I'm in the Meal Deal
Lack of dubstep-nerd cred question:

LD and LV - beyond the names, is there anything more to there relationship, i.e. familial, professional, etc? I know they've both had stuff on Hyperdub but does it go any deeper than that? I just seems odd for 2 people to have such similar pseudonyms.
 

Tentative Andy

I'm in the Meal Deal
Cheers.
Looking back, I probably phrased that question in the most over-elaborate way possible. Clearly out of posting practice. :confused: :eek:
 

Slothrop

Tight but Polite
Questions arising from University of Dub:
1) What exactly is 'steppers' as in 'roots, dub and steppers'?
2) Why do Aba Shanti-I have all their equipment at head height?
 

john eden

male pale and stale
steppers is basically four to the floor stuff these days, I think.

head height - basically follows on from shaka I guess - I've always assumed it is so the line of sight for putting the needle on the tune is as short as possible or something.
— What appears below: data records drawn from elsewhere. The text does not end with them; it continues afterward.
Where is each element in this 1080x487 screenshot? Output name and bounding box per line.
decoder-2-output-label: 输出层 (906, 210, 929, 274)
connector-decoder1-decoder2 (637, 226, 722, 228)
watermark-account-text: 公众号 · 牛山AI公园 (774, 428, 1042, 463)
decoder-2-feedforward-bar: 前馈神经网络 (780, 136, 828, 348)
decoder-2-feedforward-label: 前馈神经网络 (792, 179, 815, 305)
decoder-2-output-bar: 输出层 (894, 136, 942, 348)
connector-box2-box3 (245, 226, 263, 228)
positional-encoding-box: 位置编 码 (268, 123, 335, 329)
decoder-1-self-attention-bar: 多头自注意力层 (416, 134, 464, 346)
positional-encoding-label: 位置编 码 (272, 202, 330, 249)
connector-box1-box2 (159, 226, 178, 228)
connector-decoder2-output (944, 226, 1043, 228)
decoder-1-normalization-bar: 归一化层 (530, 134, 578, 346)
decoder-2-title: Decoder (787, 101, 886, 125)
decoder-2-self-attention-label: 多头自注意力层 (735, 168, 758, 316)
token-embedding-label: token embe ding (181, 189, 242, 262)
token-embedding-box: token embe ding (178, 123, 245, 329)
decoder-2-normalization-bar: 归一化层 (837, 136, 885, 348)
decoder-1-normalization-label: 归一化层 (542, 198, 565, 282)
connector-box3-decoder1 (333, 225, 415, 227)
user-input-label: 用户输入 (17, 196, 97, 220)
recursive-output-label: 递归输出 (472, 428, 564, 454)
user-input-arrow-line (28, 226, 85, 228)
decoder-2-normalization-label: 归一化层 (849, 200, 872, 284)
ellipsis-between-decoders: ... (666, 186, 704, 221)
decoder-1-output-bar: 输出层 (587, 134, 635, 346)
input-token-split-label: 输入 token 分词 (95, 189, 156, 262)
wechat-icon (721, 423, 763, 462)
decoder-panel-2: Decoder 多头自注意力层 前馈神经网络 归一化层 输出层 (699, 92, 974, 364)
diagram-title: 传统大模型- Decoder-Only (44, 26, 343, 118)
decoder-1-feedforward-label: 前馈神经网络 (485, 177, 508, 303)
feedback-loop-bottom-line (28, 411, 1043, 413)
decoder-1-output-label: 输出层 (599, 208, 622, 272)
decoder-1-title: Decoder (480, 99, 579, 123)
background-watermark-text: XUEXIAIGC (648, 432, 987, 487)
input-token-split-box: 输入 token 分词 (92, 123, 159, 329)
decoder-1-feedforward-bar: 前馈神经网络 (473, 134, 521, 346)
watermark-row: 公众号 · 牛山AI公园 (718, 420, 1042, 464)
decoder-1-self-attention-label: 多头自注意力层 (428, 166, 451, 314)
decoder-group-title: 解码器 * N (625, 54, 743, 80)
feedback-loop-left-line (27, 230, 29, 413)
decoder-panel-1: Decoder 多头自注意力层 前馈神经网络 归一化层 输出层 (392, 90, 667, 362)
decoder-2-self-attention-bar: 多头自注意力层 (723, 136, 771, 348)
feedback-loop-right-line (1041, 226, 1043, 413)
How was Fatman, though? curious about that as they are not known for playing uk dub stuff...
 

michael

Bring out the vacuum
Yeah, steppers is usually used when describing, say, a track that feels like 70bpm and then the 4 to the floor kick comes in double-time so it's a bit like 140bpm house vibes doof doof doof doof.
 

Bang Diddley

Well-known member
steppers is basically four to the floor stuff these days, I think.

head height - basically follows on from shaka I guess - I've always assumed it is so the line of sight for putting the needle on the tune is as short as possible or something.

How was Fatman, though? curious about that as they are not known for playing uk dub stuff...

Ive been told the head height thing is also to help to the the id of the record a secret.